Female Founders Fund

Female Founders Fund was created in 2014, becoming the leading source of institutional capital for female, women of color, and LGBTQ+ founders, raising seed capital with over $3 billion in enterprise value.

Anu Duggal,  founding partner of the fund, has been praised for her impact in diversifying venture capital as she began her tech career as a co-founder of Exclusively. – a private sale e-commerce company in India.

Under Duggal’s guidance, the company grew to 150 employees and secured $20 million in funding.

However, through her time there, she learned that less than 2% of venture dollars went toward women-initiated companies, laying the foundation for the Female Founders Fund.

She then created FFF as a seed-stage venture fund that invests exclusively in female-founded companies.

“When I started the fund in 2014, I went to a tech event in New York City, and everyone pretty much looked the same. There was no diversity,” Duggal told CNBC Make It.
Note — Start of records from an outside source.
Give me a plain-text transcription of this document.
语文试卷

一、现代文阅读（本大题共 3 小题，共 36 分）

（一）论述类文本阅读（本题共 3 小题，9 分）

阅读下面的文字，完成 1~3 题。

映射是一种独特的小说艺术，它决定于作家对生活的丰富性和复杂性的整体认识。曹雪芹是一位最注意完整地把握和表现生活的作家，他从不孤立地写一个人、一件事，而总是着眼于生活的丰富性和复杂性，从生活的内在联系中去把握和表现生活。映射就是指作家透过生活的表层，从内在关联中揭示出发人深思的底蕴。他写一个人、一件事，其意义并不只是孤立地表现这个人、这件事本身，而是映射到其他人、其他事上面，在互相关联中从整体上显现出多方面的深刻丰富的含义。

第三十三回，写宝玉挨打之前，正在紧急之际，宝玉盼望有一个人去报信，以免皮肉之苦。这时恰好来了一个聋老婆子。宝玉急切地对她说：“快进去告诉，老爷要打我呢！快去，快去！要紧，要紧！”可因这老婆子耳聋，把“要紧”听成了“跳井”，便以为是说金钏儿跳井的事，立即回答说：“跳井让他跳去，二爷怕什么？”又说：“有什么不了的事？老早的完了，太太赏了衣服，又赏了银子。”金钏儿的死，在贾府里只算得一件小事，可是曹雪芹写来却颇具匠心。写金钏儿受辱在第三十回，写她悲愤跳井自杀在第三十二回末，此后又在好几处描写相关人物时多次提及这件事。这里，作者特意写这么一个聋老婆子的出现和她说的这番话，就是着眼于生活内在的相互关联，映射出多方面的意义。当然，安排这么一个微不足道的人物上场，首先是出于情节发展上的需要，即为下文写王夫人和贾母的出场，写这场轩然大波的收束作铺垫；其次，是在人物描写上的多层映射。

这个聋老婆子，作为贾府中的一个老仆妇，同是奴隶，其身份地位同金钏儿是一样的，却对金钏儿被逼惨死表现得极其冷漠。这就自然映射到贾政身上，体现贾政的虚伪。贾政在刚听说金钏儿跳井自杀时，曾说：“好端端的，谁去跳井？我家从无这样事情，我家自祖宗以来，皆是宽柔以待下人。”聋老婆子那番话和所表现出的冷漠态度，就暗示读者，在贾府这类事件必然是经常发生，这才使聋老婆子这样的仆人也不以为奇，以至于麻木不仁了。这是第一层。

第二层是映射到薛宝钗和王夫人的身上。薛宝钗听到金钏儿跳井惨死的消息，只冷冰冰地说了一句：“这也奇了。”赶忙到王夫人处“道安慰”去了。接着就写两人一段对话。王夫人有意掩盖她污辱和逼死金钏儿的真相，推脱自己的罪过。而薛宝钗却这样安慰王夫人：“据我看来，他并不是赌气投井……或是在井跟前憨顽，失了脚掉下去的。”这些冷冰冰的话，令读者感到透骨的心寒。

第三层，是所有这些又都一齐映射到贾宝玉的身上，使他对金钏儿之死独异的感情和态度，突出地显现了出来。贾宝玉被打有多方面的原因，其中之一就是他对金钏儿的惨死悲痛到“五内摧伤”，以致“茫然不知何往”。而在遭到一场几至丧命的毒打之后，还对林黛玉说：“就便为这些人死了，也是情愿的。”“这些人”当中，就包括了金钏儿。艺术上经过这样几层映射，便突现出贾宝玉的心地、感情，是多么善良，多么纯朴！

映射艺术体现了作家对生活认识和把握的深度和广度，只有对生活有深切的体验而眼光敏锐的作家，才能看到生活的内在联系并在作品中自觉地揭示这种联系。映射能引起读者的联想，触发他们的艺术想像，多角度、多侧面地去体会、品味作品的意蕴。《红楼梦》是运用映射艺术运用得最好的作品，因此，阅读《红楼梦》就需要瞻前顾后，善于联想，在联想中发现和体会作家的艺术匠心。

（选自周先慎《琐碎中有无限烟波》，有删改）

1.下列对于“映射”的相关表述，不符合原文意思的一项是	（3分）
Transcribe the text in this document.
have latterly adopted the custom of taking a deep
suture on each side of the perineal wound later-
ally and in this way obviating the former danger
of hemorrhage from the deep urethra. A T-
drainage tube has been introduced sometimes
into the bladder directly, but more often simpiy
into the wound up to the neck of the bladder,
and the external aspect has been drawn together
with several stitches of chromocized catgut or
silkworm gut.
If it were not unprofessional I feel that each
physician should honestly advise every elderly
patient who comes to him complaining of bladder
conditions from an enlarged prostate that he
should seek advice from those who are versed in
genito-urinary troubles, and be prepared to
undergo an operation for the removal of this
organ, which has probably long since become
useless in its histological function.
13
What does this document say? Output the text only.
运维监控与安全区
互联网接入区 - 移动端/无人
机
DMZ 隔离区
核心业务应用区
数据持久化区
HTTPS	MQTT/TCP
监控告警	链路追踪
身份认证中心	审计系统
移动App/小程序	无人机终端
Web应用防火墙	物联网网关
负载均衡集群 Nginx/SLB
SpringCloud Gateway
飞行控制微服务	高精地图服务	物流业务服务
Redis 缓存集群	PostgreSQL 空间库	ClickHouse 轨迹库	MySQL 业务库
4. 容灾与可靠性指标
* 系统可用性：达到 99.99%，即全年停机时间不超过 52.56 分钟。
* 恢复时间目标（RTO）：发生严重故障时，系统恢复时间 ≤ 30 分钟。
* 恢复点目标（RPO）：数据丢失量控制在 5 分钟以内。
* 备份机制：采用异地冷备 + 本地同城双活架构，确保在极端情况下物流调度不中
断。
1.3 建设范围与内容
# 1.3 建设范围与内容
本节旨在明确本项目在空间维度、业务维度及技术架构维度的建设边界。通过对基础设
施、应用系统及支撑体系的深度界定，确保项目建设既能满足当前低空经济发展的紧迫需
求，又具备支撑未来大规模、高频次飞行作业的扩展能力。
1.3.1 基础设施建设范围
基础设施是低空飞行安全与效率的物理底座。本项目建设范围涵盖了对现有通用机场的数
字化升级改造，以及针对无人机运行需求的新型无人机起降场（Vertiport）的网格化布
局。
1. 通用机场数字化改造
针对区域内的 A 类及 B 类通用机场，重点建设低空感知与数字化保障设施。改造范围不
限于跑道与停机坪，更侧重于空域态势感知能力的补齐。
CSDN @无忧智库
They invest in e-commerce, media, platforms, advertising, and web-enabled services businesses, with their portfolio including Minibar, ELOQUII, Viyet, WayUp, and many others.

Alongside Duggal is Adrianna Samaniego, who spent eight years in tech and created and led Google’s Global Supplier Diversity Program, creating over $1 billion in opportunities for women and minority-owned businesses.

Layla Alexander, Emily St. Denis, and Caroline McKechnie also comprise the FFF’s team.

The Fourth Fund

Since 2014, FFF has invested in more than 50 women-led companies and has closed three rounds of funding, bringing its total assets under management to more than $95 million.

Fund I was $6 million, Fund II was $25 million, and Fund III was $57 million.

The third fund was backed by institutional investors, including Goldman Sachs, Cambridge Associates, Melinda French Gates’ Pivotal Ventures, Twitter, Plexo Capital, and the Doris Duke Charitable Foundation.

TechCrunch said the third fund’s portfolio already had 70% invested in Black, Indigenous, and people of color (BIPOC).

They have now filed with the SEC – an independent agency of the US federal government, to start raising $75 million for its fourth fund, the biggest one to date.